Baseball Boondoggle?

COMMENTARY

Baseball Boondoggle?

Dec 7, 2004 3 min read

The price of two tickets … $38. The price of hot dogs and soda … $12. The price of bringing major league baseball back to D.C. … exorbitant!

That is, at least as the deal now stands. Under the existing agreement with Major League Baseball, the District is much more likely to lose than to win. Mayor Anthony Williams' proposal calls for a new gross receipts tax that will further undermine the District's already fragile tax base. That's a tax on gross receipts. Whether or not you earn a profit, you pay the tax. Naturally with the tax, fewer will earn a profit. And so the tax base starts to shrink.

The Mayor's plan is typical of 20th Century political thinking. He and his aides have based their revenue claims on simply multiplying the new, higher tax rates against existing business receipts. Only the 2000 largest businesses are targeted with this tax, not the "mom and pop" stores. But these biggest businesses are also the ones who can flee most easily, not the corner delicatessen. It won't be long before every accountant in the area is pointing out to larger businesses that, by moving across the river or into Maryland, they can have the benefits of baseball and access to Washington without the added cost.

For many businesses, this is a one-sided choice. The result: fewer businesses, fewer workers, fewer residents. And, in all likelihood, less tax revenue.
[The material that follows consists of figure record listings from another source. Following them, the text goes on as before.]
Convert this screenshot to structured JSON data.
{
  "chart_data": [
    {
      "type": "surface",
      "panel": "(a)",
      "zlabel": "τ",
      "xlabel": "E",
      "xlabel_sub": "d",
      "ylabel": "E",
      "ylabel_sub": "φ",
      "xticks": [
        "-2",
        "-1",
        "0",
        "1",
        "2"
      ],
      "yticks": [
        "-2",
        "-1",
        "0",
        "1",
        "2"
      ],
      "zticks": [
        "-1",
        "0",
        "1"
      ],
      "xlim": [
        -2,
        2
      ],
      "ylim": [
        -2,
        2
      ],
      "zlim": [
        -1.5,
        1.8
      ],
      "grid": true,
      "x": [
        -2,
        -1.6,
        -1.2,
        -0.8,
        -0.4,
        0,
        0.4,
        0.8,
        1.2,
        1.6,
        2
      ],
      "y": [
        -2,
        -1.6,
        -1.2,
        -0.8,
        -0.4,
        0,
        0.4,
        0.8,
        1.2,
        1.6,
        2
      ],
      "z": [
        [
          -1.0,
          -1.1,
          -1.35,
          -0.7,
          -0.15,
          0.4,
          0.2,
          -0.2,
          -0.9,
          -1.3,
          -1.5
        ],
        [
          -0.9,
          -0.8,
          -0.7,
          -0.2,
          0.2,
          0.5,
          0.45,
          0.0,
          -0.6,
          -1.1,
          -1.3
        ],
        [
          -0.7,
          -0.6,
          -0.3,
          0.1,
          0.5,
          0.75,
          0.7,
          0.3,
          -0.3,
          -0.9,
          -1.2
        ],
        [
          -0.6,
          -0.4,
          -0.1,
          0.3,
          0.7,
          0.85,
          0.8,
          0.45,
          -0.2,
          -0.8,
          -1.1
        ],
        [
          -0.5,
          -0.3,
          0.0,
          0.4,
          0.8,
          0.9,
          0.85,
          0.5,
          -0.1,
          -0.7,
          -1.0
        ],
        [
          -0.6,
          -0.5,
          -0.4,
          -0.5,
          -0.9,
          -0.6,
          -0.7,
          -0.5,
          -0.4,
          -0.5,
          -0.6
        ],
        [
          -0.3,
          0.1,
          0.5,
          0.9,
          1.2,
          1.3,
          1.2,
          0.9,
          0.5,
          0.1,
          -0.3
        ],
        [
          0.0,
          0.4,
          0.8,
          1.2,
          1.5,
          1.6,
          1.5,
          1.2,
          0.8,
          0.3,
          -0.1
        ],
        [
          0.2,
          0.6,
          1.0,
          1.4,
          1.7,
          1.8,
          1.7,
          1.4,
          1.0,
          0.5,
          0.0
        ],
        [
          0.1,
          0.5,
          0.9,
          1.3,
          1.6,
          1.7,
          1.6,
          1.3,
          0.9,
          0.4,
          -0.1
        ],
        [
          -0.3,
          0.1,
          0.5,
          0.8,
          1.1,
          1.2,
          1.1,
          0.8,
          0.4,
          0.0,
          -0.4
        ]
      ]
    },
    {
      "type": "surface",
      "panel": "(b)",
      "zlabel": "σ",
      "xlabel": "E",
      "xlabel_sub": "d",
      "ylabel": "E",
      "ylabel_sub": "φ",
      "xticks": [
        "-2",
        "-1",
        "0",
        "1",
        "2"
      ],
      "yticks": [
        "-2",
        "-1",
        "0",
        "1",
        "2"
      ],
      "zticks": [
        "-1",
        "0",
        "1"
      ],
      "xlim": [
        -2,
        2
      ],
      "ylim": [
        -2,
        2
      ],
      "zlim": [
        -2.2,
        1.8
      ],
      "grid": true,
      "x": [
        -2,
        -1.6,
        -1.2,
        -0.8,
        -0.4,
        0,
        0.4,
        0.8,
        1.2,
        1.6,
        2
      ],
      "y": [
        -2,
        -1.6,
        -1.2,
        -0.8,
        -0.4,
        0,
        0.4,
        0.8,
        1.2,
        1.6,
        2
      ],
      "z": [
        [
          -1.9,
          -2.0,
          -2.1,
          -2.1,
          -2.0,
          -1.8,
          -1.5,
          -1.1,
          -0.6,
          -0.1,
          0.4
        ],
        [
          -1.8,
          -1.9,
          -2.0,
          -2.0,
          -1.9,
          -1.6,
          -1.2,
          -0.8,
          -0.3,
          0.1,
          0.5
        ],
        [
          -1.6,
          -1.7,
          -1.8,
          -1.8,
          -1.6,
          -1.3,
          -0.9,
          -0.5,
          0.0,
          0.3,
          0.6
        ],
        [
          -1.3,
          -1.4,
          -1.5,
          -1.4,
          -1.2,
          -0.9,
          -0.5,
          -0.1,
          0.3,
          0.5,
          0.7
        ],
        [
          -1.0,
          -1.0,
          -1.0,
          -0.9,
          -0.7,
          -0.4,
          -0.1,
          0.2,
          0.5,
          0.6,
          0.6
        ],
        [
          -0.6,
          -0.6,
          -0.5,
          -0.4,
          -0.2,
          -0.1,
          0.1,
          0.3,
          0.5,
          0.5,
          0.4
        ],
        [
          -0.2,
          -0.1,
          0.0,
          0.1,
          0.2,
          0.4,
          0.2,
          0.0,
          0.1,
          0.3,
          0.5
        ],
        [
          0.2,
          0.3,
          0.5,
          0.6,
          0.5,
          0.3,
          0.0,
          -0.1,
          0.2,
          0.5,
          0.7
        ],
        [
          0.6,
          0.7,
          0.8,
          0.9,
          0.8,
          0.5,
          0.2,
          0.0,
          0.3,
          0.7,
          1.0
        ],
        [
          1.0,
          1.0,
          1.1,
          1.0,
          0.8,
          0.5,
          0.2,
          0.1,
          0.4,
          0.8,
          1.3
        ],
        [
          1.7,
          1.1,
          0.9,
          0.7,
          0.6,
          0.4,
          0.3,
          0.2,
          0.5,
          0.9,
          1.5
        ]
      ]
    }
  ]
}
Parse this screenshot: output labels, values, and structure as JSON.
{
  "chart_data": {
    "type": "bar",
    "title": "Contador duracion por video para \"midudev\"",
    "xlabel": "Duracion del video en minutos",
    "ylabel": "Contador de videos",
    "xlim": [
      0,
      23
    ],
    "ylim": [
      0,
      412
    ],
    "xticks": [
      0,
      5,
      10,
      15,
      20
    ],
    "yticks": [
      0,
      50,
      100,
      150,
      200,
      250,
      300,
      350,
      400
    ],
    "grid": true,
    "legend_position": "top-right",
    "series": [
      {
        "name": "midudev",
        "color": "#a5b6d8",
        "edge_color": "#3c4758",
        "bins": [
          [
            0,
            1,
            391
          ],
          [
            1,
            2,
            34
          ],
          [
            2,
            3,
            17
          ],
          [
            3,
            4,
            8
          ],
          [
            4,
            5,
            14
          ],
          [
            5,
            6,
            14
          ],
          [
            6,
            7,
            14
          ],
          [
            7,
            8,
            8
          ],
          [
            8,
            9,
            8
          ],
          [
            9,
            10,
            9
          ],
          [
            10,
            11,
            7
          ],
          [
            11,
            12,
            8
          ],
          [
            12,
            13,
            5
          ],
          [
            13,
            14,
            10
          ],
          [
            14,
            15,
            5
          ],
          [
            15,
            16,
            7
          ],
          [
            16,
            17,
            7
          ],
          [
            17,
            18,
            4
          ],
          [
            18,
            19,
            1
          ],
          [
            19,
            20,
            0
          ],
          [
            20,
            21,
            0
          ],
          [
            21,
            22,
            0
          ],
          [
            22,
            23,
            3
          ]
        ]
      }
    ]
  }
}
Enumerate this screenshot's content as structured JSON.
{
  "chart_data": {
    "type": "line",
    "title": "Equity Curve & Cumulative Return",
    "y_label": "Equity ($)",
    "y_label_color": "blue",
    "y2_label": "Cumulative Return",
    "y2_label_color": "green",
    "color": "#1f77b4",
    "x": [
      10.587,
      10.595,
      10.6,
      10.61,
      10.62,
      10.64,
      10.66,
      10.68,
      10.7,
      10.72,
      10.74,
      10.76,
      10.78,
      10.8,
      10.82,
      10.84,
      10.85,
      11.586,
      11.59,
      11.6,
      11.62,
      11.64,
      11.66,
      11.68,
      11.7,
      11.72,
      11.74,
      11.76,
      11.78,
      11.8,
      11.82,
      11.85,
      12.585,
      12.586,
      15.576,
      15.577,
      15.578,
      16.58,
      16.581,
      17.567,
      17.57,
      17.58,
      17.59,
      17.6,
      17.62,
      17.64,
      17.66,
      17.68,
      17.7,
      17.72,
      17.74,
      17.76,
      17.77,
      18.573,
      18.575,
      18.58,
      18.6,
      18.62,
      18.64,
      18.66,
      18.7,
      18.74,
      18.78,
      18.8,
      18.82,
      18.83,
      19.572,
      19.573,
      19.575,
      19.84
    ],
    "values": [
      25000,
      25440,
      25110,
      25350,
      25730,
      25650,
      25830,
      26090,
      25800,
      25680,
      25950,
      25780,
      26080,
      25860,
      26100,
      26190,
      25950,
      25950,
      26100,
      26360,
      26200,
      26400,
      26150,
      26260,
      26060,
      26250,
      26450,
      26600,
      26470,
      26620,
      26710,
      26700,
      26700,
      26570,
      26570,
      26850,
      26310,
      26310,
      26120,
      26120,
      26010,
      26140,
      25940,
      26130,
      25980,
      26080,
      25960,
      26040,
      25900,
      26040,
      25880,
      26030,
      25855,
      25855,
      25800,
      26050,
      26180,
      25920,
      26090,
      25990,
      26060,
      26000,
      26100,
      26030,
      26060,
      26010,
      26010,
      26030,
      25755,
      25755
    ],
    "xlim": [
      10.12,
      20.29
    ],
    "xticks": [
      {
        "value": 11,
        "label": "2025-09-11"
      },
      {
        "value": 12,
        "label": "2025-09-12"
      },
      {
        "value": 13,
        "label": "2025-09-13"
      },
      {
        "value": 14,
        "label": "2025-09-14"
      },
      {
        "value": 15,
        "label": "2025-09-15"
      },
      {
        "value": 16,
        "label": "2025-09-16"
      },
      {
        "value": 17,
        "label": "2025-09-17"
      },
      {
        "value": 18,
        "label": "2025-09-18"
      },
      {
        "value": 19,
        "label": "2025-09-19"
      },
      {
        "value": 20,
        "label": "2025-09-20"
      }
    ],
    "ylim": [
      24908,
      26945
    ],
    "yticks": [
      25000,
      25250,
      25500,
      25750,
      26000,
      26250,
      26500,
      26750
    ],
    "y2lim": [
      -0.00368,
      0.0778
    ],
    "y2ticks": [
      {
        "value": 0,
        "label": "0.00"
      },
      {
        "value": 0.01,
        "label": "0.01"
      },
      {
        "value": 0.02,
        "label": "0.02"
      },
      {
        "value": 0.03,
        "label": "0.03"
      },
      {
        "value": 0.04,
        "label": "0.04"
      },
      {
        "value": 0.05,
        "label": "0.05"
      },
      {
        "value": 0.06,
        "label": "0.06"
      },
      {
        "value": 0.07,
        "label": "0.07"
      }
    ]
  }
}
Meanwhile the remaining residents would be on the hook for the cost of the stadium and subsidizing the ridiculously low rent that the new baseball owners would initially pay.

The barons of baseball want to have their cake and eat it, too. Don't we all? They are looking to make a tidy profit on their ownership of the former Expos. But the same people who are willing to risk several million a year on a free agent, sore-armed pitcher who might help them somewhere down the road, seem to be totally risk-averse on this deal.

The barons want the District to purchase the land, to pay for the park, to guarantee low rent, to allow the owners to keep the revenues from parking (all but 12 days a year), tickets, concessions and selling the park name to some corporation, to assume all risk on environmental hazards on stadium land, and, just for good measure, to promise to renovate RFK stadium.

The city assumes all risk, and the barons of baseball reap all the rewards. It's heads "I get to resell the franchise at an enormous profit," tails "you pay for any losses." Wouldn't we all like to invest our 401(k)s like this!

Of course someone is bound to claim that bringing baseball to the Capitol will bring bountiful bonuses. Sorry, that's not what the data show. Most studies of baseball and football stadia reveal that only one publicly funded stadium has paid off in the last half century. That's Dodger Stadium, way back in the 1960s. All subsequent public deals have cost taxpayers more than they got back, even Camden Yards.

Luckily there is an alternative: private financing. In recent years, for example, the costs and risks of the football stadium in New England, SBC Park in San Francisco and the MCI Center here in the District have been borne primarily by the team owners or private sources, not the taxpayers. There is no reason this cannot be done for the baseball park as well. Let those who stand to gain from the resale of the franchise bear the risks associated with their investment. Taxes from tickets, parking and concessions, revenues from game-day parking plus the proposed rent payments can more than cover the debt servicing. The owners still get to keep the revenues from tickets and concessions.

Without such risks, the incentives for an owner to field an exciting, competitive team are miniscule. Why sign an expensive star when all the owners have to do is sit back and just cover their subsidized basic costs?

Who will be the next Calvin Griffith? With global capital markets, there are plentiful possibilities. John Henry, the principal owner of the World Champion Red Sox is no Bostonian. If there is a chance for profit, they will come. If not, why is this commitment being proposed in the first place?

There are already a couple of private financing proposals on the table that accomplish D.C.'s goals without the onerous gross receipts tax. These proposals should be carefully considered before anyone seals a deal.

Let's bring baseball back to D.C., but at terms fair to the residents. Now that's priceless.

Marc Miles is director of the Center for International Trade and Economics at The Heritage Foundation (heritage.org).